As I ponder all this, I’m sitting with my mourning quilt on my lap. When Michael got his dire prognosis, he somehow had the presence of mind to realize how lonely and devastated I’d be after he was gone. So he set himself to the tasks of trying to leave me with tangible evidence of us that would remind me of what we had for a lifetime. This quilt is made from pieces of his clothing which he snuck out of the house to give to the person he commissioned to make it. Photos of our family and snippets of his passions and interests are screened on or sewn to it. Shirt pockets were stuffed with his business cards from all his jobs along with personal notes for me and our kids. We each got a pewter tag, seen below, to remind us of him. Mine is on my keychain and I carry his note in my purse.

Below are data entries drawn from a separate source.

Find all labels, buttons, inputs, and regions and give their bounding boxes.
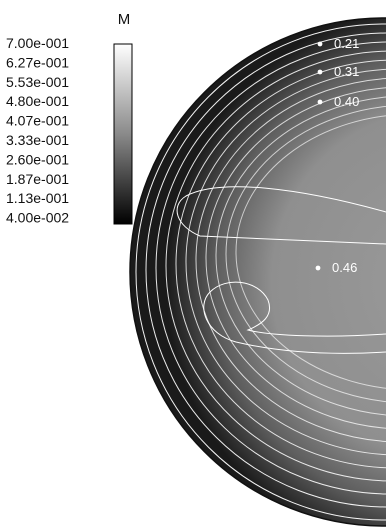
probe-value-label: 0.31 — [334, 64, 359, 79]
colorbar-tick-label: 1.87e-001 — [6, 171, 69, 187]
probe-dot — [315, 265, 321, 271]
colorbar-tick-label: 4.00e-002 — [6, 210, 69, 226]
contour-line — [165, 50, 386, 482]
contour-line — [225, 104, 386, 404]
contour-line — [155, 41, 386, 495]
probe-value-label: 0.40 — [334, 94, 359, 109]
contour-line — [195, 77, 386, 443]
probe-value-label: 0.46 — [332, 260, 357, 275]
colorbar-legend: M 7.00e-001 6.27e-001 5.53e-001 4.80e-001 4.… — [6, 11, 133, 226]
colorbar-tick-labels: 7.00e-001 6.27e-001 5.53e-001 4.80e-001 4.07… — [6, 35, 69, 226]
contour-line — [215, 95, 386, 417]
colorbar-tick-label: 7.00e-001 — [6, 35, 69, 51]
probe-dot — [317, 69, 323, 75]
contour-line — [175, 59, 386, 469]
colorbar-tick-label: 5.53e-001 — [6, 74, 69, 90]
contour-line — [135, 23, 386, 521]
contour-island — [176, 186, 386, 245]
colorbar-tick-label: 3.33e-001 — [6, 132, 69, 148]
colorbar-gradient — [113, 43, 133, 225]
contour-lines — [135, 23, 386, 521]
contour-line — [145, 32, 386, 508]
probe-dot — [317, 99, 323, 105]
probe-markers: 0.21 0.31 0.40 0.46 — [315, 36, 359, 275]
colorbar-tick-label: 2.60e-001 — [6, 151, 69, 167]
probe-value-label: 0.21 — [334, 36, 359, 51]
colorbar-tick-label: 1.13e-001 — [6, 190, 69, 206]
legend-title: M — [118, 11, 131, 28]
colorbar-tick-label: 4.80e-001 — [6, 93, 69, 109]
colorbar-tick-label: 6.27e-001 — [6, 54, 69, 70]
contour-line — [185, 68, 386, 456]
probe-dot — [317, 41, 323, 47]
contour-line — [235, 113, 386, 391]
contour-disk — [129, 17, 386, 527]
contour-loop — [203, 281, 386, 354]
contour-line — [205, 86, 386, 430]
colorbar-tick-label: 4.07e-001 — [6, 113, 69, 129]
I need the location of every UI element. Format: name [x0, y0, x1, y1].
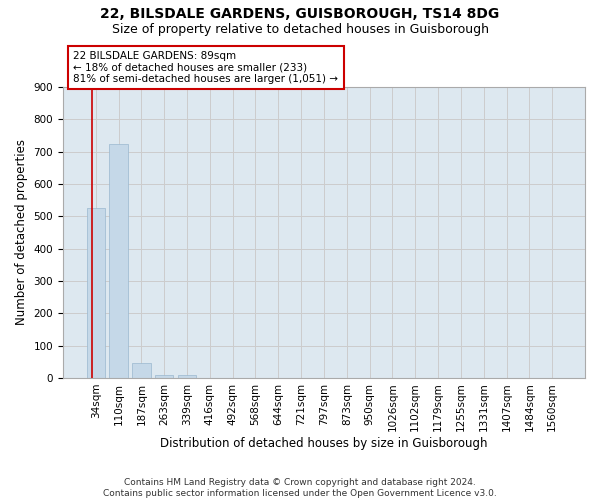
Bar: [155, 374, 173, 378]
Bar: [178, 374, 196, 378]
Text: Size of property relative to detached houses in Guisborough: Size of property relative to detached ho…: [112, 22, 488, 36]
Bar: [86, 208, 105, 378]
X-axis label: Distribution of detached houses by size in Guisborough: Distribution of detached houses by size …: [160, 437, 488, 450]
Bar: [132, 364, 151, 378]
Text: 22, BILSDALE GARDENS, GUISBOROUGH, TS14 8DG: 22, BILSDALE GARDENS, GUISBOROUGH, TS14 …: [100, 8, 500, 22]
Y-axis label: Number of detached properties: Number of detached properties: [15, 140, 28, 326]
Text: 22 BILSDALE GARDENS: 89sqm
← 18% of detached houses are smaller (233)
81% of sem: 22 BILSDALE GARDENS: 89sqm ← 18% of deta…: [73, 51, 338, 84]
Text: Contains HM Land Registry data © Crown copyright and database right 2024.
Contai: Contains HM Land Registry data © Crown c…: [103, 478, 497, 498]
Bar: [109, 144, 128, 378]
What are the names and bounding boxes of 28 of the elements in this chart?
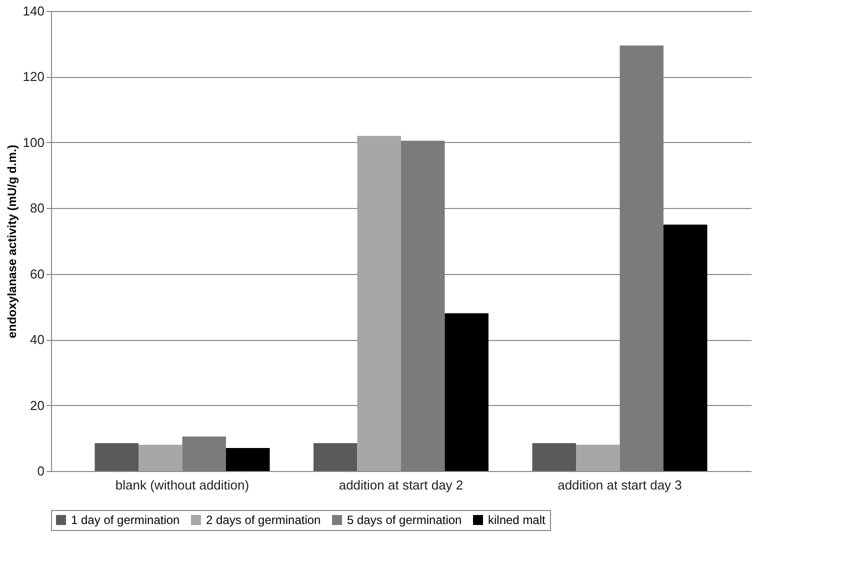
bar [401, 140, 445, 471]
bar [357, 136, 401, 471]
legend-label: 2 days of germination [206, 513, 321, 527]
bar [138, 444, 182, 471]
bar [664, 224, 708, 471]
bar [94, 443, 138, 471]
y-tick-label: 100 [22, 134, 44, 150]
y-tick-label: 40 [30, 332, 44, 348]
y-tick-label: 120 [22, 69, 44, 84]
x-tick-label: addition at start day 2 [338, 478, 464, 492]
y-tick-label: 80 [30, 200, 44, 216]
y-tick-label: 0 [37, 464, 44, 478]
bar [532, 443, 576, 471]
bar [576, 444, 620, 471]
bar [182, 436, 226, 471]
bar [444, 313, 488, 471]
bar [314, 443, 358, 471]
legend-label: kilned malt [488, 513, 546, 527]
legend-label: 5 days of germination [347, 513, 462, 527]
y-tick-label: 60 [30, 266, 44, 282]
y-tick-label: 140 [22, 4, 44, 18]
x-tick-label: addition at start day 3 [558, 478, 682, 492]
y-tick-label: 20 [30, 398, 44, 413]
y-axis-title: endoxylanase activity (mU/g d.m.) [4, 144, 19, 338]
bar [226, 448, 270, 471]
bar [620, 46, 664, 471]
x-tick-label: blank (without addition) [115, 478, 250, 492]
legend-label: 1 day of germination [71, 513, 180, 527]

He made me three CD’s, adding the artwork, which commemorated our love through music we’d shared. And he designed a piece of jewelry for me, inscribed in his own handwriting, a testimony to our forty five years together. Things are things are things, but now and again, they are so much more than that. I feel great solace from his efforts to provide sustenance for me in his absence. As years are going by, he remains with me in ways I couldn’t have anticipated.
My life is still a good life. I have love and friendship, health and wide-ranging interests. I can take care of myself in all ways and have my independence. What is opposite from my life with Michael is that he is no longer at the center of my daily existence. I’m continuing to adapt to that disparate feeling after leading the bulk of my life so differently. But I appreciate how lucky I’ve been to have experienced the richness of my primary relationship and the intimate bonded family we made. Everyone is not so lucky. Although I’m selfish enough to wish we could’ve died together after another 25 years, I’m unselfish enough to know that the world is filled with people who are in infinitely worse shape than me. That’s always been true and always will be. What I can say is that if you stay conscious about how life works and if you want to ease the future pain of your loved ones, you can do something about that, right here and right now. No one gets to protect anyone completely from what goes along with experiencing life’s highs and lows. But you can provide comfort that lasts forever. These are my late night thoughts before tomorrow’s Thanksgiving tradition, missing Michael, with Michael, harboring the opposite feelings inside me for what I imagine will be the rest of my life. The risks were worth it. No regrets.
A happy holiday to those who celebrate it. And who are trying their best in this world of conflicts.